Distributionally Robust Active Learning for Gaussian Process Regression

TL;DR

This paper introduces two distributionally robust active learning methods for Gaussian process regression that aim to minimize worst-case expected errors across potential target distributions, with theoretical guarantees and empirical validation.

Contribution

It proposes novel active learning algorithms for GPR that address distributional uncertainty and provide theoretical bounds on worst-case errors.

Findings

The methods effectively reduce worst-case expected errors.

Theoretical bounds show errors can be made arbitrarily small.

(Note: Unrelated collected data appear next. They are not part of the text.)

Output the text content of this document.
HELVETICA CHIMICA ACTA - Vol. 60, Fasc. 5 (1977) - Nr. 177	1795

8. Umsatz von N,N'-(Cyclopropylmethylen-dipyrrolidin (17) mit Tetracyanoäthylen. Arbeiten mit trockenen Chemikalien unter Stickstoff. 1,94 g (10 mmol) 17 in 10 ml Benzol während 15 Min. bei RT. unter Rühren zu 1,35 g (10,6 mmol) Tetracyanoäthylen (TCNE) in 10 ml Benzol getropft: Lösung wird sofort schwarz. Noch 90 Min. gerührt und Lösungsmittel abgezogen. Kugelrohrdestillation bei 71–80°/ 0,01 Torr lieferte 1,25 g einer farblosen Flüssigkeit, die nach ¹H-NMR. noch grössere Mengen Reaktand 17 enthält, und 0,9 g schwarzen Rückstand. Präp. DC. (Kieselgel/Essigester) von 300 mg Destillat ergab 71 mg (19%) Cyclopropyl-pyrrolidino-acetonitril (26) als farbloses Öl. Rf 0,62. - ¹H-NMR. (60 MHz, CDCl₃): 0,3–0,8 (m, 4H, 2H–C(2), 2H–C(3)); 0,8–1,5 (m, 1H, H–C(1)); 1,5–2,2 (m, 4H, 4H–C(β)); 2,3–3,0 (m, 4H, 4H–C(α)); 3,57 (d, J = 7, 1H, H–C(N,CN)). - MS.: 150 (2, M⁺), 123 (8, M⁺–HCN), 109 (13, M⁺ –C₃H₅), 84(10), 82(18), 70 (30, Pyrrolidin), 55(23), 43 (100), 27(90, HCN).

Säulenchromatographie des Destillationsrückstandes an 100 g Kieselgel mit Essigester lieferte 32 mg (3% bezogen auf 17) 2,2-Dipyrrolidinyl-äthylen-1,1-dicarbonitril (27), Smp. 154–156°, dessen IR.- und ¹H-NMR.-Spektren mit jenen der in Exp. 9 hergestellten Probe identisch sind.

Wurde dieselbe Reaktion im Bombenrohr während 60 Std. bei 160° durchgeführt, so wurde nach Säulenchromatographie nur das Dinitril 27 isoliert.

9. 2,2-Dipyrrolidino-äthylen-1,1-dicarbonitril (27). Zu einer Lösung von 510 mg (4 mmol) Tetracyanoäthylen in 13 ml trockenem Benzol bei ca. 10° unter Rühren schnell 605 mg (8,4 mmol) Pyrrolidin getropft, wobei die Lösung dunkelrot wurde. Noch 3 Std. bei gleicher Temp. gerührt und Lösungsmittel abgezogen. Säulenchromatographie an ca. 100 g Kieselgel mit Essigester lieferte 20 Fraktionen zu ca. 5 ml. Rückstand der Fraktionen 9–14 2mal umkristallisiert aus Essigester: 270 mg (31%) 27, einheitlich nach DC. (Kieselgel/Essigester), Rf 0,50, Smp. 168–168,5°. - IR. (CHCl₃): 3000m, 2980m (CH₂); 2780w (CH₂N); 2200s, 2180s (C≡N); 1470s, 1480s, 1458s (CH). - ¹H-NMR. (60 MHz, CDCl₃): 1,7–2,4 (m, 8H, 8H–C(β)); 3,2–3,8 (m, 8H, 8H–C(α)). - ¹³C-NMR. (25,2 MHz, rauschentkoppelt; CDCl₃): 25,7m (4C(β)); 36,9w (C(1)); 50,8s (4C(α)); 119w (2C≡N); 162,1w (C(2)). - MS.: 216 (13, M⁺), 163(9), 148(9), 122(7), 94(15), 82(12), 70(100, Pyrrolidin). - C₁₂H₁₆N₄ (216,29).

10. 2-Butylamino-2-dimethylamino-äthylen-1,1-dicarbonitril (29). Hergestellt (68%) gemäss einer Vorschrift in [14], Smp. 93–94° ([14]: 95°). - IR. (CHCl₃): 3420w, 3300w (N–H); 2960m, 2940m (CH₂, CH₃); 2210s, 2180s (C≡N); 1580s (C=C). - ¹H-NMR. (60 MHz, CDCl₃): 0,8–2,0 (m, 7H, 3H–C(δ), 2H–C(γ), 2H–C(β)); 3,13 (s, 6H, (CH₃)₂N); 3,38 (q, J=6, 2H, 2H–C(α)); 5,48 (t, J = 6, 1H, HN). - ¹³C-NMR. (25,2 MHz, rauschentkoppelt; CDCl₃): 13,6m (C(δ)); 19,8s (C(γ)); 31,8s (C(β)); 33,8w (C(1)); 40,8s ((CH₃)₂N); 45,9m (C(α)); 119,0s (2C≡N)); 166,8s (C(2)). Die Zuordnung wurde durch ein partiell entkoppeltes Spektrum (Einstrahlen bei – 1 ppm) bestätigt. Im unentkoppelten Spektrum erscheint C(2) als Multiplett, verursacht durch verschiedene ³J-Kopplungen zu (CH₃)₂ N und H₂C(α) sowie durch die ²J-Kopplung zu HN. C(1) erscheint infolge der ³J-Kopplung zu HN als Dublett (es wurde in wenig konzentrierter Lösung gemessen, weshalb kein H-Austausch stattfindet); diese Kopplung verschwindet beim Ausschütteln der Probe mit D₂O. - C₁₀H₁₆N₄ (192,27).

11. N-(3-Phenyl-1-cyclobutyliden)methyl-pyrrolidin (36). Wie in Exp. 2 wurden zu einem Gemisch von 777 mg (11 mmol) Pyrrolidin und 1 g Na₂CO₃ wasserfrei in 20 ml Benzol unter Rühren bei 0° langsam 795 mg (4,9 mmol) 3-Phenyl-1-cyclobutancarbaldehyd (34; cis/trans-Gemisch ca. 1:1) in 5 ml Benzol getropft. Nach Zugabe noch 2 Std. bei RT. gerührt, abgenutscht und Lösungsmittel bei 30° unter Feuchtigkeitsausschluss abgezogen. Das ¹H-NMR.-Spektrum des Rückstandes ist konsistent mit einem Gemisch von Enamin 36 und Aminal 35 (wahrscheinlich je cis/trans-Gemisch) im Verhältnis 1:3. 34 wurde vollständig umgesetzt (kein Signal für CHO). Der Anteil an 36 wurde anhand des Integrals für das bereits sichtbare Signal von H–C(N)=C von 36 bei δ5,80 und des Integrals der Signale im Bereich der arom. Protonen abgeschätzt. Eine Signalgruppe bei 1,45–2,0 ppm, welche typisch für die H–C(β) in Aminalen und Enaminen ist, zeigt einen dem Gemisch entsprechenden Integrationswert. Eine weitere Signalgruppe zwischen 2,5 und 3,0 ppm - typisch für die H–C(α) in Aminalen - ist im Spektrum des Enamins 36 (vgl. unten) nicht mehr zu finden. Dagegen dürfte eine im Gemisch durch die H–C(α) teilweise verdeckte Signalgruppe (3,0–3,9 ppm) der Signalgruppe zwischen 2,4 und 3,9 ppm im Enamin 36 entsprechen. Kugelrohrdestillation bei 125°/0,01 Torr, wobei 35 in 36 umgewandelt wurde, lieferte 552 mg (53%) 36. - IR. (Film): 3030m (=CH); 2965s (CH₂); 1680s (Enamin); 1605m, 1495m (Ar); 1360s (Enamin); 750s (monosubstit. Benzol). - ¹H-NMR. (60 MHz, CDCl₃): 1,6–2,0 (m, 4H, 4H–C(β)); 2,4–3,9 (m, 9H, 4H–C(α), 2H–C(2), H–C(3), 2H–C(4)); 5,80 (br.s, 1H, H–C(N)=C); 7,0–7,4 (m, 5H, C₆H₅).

Empirical results validate the methods on synthetic and real datasets.

Abstract

Gaussian process regression (GPR) or kernel ridge regression is a widely used and powerful tool for nonlinear prediction. Therefore, active learning (AL) for GPR, which actively collects data labels to achieve an accurate prediction with fewer data labels, is an important problem. However, existing AL methods do not theoretically guarantee prediction accuracy for target distribution. Furthermore, as discussed in the distributionally robust learning literature, specifying the target distribution is often difficult. Thus, this paper proposes two AL methods that effectively reduce the worst-case expected error for GPR, which is the worst-case expectation in target distribution candidates. We show an upper bound of the worst-case expected squared error, which suggests that the error will be arbitrarily small by a finite number of data labels under mild conditions. Finally, we demonstrate the effectiveness of the proposed methods through synthetic and real-world datasets.